Земли вокруг Вышнего Волочка не так обильно поливаемы солнцем, как Украина, где волнуются желтые моря подсолнухов, но уж если кто их взрастил у себя, то может реализовать их быстрее и подороже, нежели украинцы. Маша Наличникова с подругами установили свои мешки на притоптанной земле близ вокзала, и торговля у них пошла хорошо. Также безостановочно, как лузгаются семечки, они отмерялись стаканом и ссыпались кому в кулечек, тут же ловко сворачиваемый из газеты, а кому в подставленный карман. Часа через полтора они все и распродали и, поместивши выручку в прелестные сейфы — кто за чулок, а кто за лифчик, — направились поискать ей достойное применение. Не так много было в этом городе соблазнов — сходить в кино на фильму «Катька, Бумажный ранет», накушаться мороженого от души и еще в запас, упиться до икоты лимонадом или яблочным суфле, покататься на карусели в парке, пострелять в тире — и посчитать себя вполне удоволенными. Маша Наличникова этих соблазнов избежала. Маша Наличникова явилась в фотоателье с картинкой из журнала, изображавшей Юлию Солнцеву в кино «Аэлита». Прекрасная шлемоблещущая марсианка Аэлита, полюбившая землянина-большевика, тоскующая в межпланетной пустыне о своей несбывшейся и не могшей сбыться любви, смотрела в три четверти и слегка вверх, и выражение лица имела надмирное, которое чрезвычайно нравилось Маше и с которым она находила лестное сходство у себя.

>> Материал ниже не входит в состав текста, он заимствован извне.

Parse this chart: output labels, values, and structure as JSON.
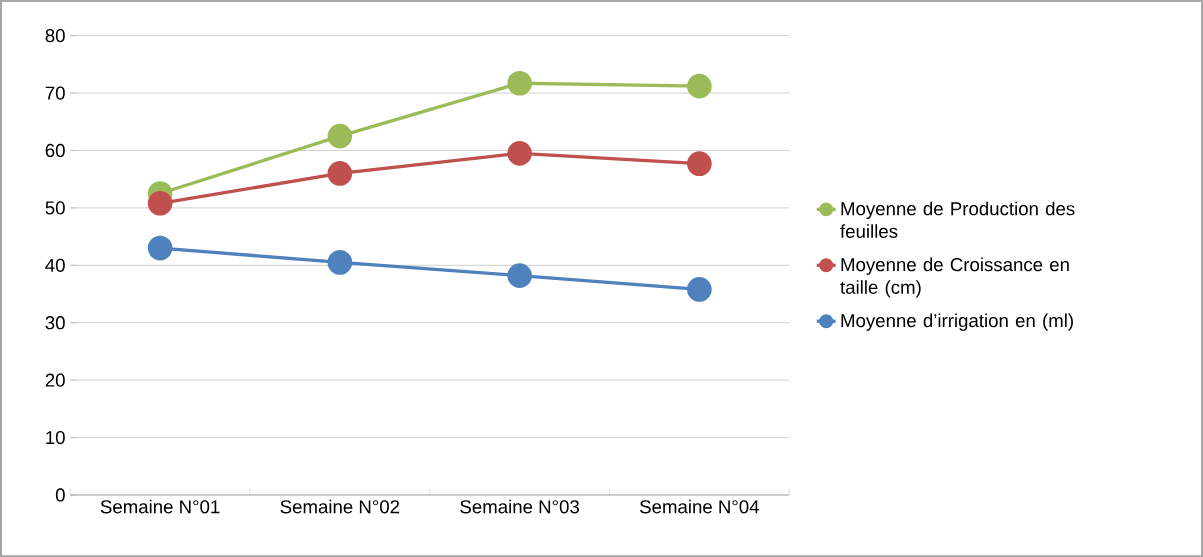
{
  "chart_data": {
    "type": "line",
    "categories": [
      "Semaine N°01",
      "Semaine N°02",
      "Semaine N°03",
      "Semaine N°04"
    ],
    "series": [
      {
        "name": "Moyenne de Production des feuilles",
        "color": "#9bbb59",
        "values": [
          52.5,
          62.5,
          71.7,
          71.2
        ]
      },
      {
        "name": "Moyenne de Croissance en taille (cm)",
        "color": "#c0504d",
        "values": [
          50.8,
          56.0,
          59.5,
          57.7
        ]
      },
      {
        "name": "Moyenne d’irrigation en (ml)",
        "color": "#4f81bd",
        "values": [
          43.0,
          40.5,
          38.2,
          35.8
        ]
      }
    ],
    "ylim": [
      0,
      80
    ],
    "yticks": [
      0,
      10,
      20,
      30,
      40,
      50,
      60,
      70,
      80
    ],
    "grid": "y",
    "legend": "right",
    "marker": "circle",
    "line_style": "solid"
  }
}
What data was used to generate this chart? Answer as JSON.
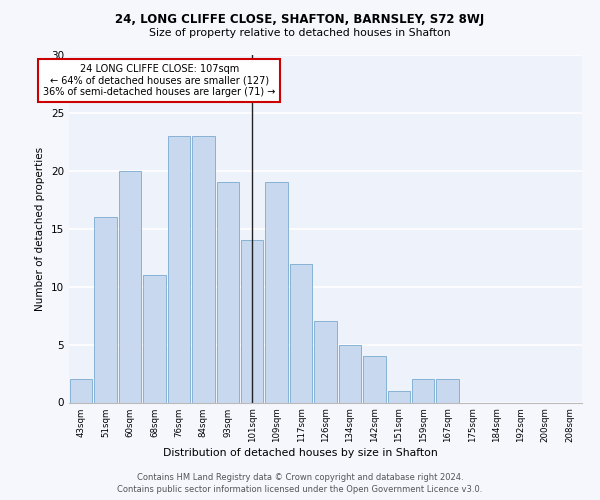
{
  "title1": "24, LONG CLIFFE CLOSE, SHAFTON, BARNSLEY, S72 8WJ",
  "title2": "Size of property relative to detached houses in Shafton",
  "xlabel": "Distribution of detached houses by size in Shafton",
  "ylabel": "Number of detached properties",
  "categories": [
    "43sqm",
    "51sqm",
    "60sqm",
    "68sqm",
    "76sqm",
    "84sqm",
    "93sqm",
    "101sqm",
    "109sqm",
    "117sqm",
    "126sqm",
    "134sqm",
    "142sqm",
    "151sqm",
    "159sqm",
    "167sqm",
    "175sqm",
    "184sqm",
    "192sqm",
    "200sqm",
    "208sqm"
  ],
  "values": [
    2,
    16,
    20,
    11,
    23,
    23,
    19,
    14,
    19,
    12,
    7,
    5,
    4,
    1,
    2,
    2,
    0,
    0,
    0,
    0,
    0
  ],
  "bar_color": "#c8d8ee",
  "bar_edge_color": "#7aaad0",
  "highlight_index": 7,
  "vline_x": 7,
  "annotation_title": "24 LONG CLIFFE CLOSE: 107sqm",
  "annotation_line1": "← 64% of detached houses are smaller (127)",
  "annotation_line2": "36% of semi-detached houses are larger (71) →",
  "annotation_box_color": "#ffffff",
  "annotation_box_edge": "#cc0000",
  "ylim": [
    0,
    30
  ],
  "yticks": [
    0,
    5,
    10,
    15,
    20,
    25,
    30
  ],
  "background_color": "#eef2fa",
  "fig_background_color": "#f5f7fd",
  "grid_color": "#ffffff",
  "footnote1": "Contains HM Land Registry data © Crown copyright and database right 2024.",
  "footnote2": "Contains public sector information licensed under the Open Government Licence v3.0."
}
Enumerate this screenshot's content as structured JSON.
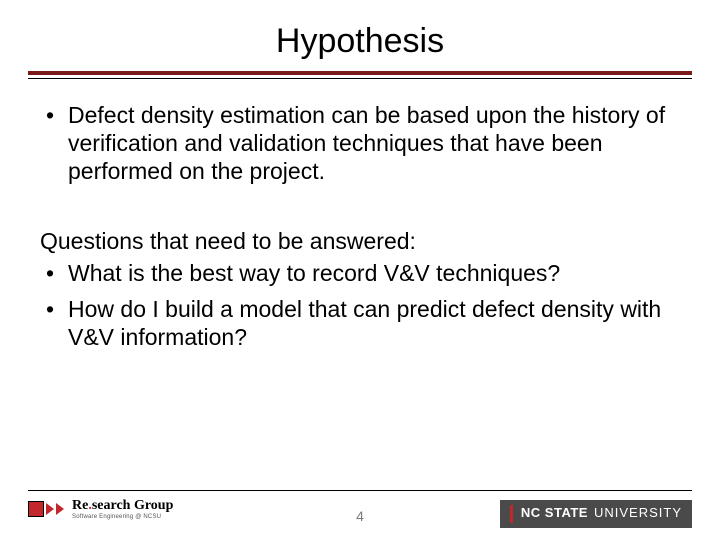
{
  "title": "Hypothesis",
  "bullets_main": [
    "Defect density estimation can be based upon the history of verification and validation techniques that have been performed on the project."
  ],
  "questions_intro": "Questions that need to be answered:",
  "bullets_questions": [
    "What is the best way to record V&V techniques?",
    "How do I build a model that can predict defect density with V&V information?"
  ],
  "page_number": "4",
  "logo_left": {
    "text_prefix": "Re",
    "text_suffix": "search Group",
    "subtitle": "Software Engineering @ NCSU"
  },
  "logo_right": {
    "bold": "NC STATE",
    "light": "UNIVERSITY"
  },
  "colors": {
    "rule": "#7a1a1a",
    "accent": "#c1272d",
    "footer_text": "#7a7a7a",
    "ncsu_bg": "#4a4a4a"
  }
}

— Вот я хочу, как здесь, — сказала Маша.
Ей возразили было, что как же без шлема, не получится «как здесь», но Маша настаивала, что шлем — это не главное, а главное — то выражение, которое она сейчас состроит.
Мастер, похожий на старого композитора, с беспорядком в редеющей шевелюре, ее понял и усадил так, что она свое выражение видела в зеркале. Накрывшись черной накидкой, он надвинул на Машу громоздкий деревянный ящик, прицелился, изящным округлым движением снял крышечку с объектива и, выждав одному ему ведомую паузу, надел ее. Он сказал, что у него выйдет «даже лучше, чем здесь», что было воспринято Машей охотно и с душевным трепетом. Он был очарован моделью и заранее попросил разрешения выставить Машин портрет в витрине. Маша неохотно согласилась, но, когда он стал ей выписывать квитанцию, она его огорчила, не пожелав зайти через неделю посмотреть пробные отпечатки.
— Да чо ж там смотреть? — сказала она. — Я ж вижу — мастер. Приехать я не смогу, в Москву меня вызывают на два месяца. Вы лучше по почте пришлите, мне куда надо перешлют.
— Но мало ли что, — сказал мастер. — А вдруг вы моргнули?
— Я, когда надо, не моргаю, — ответила Маша.
Он записал ее адрес, чего Маша и добивалась маленькой своей хитростью. В этот день она посетила еще три ателье, расположенные на том же бульваре, и там тоже расставила капканы. Хотя бы в один из них командир эскадрона должен был попасться. Маша поскромничала, он попался во все четыре.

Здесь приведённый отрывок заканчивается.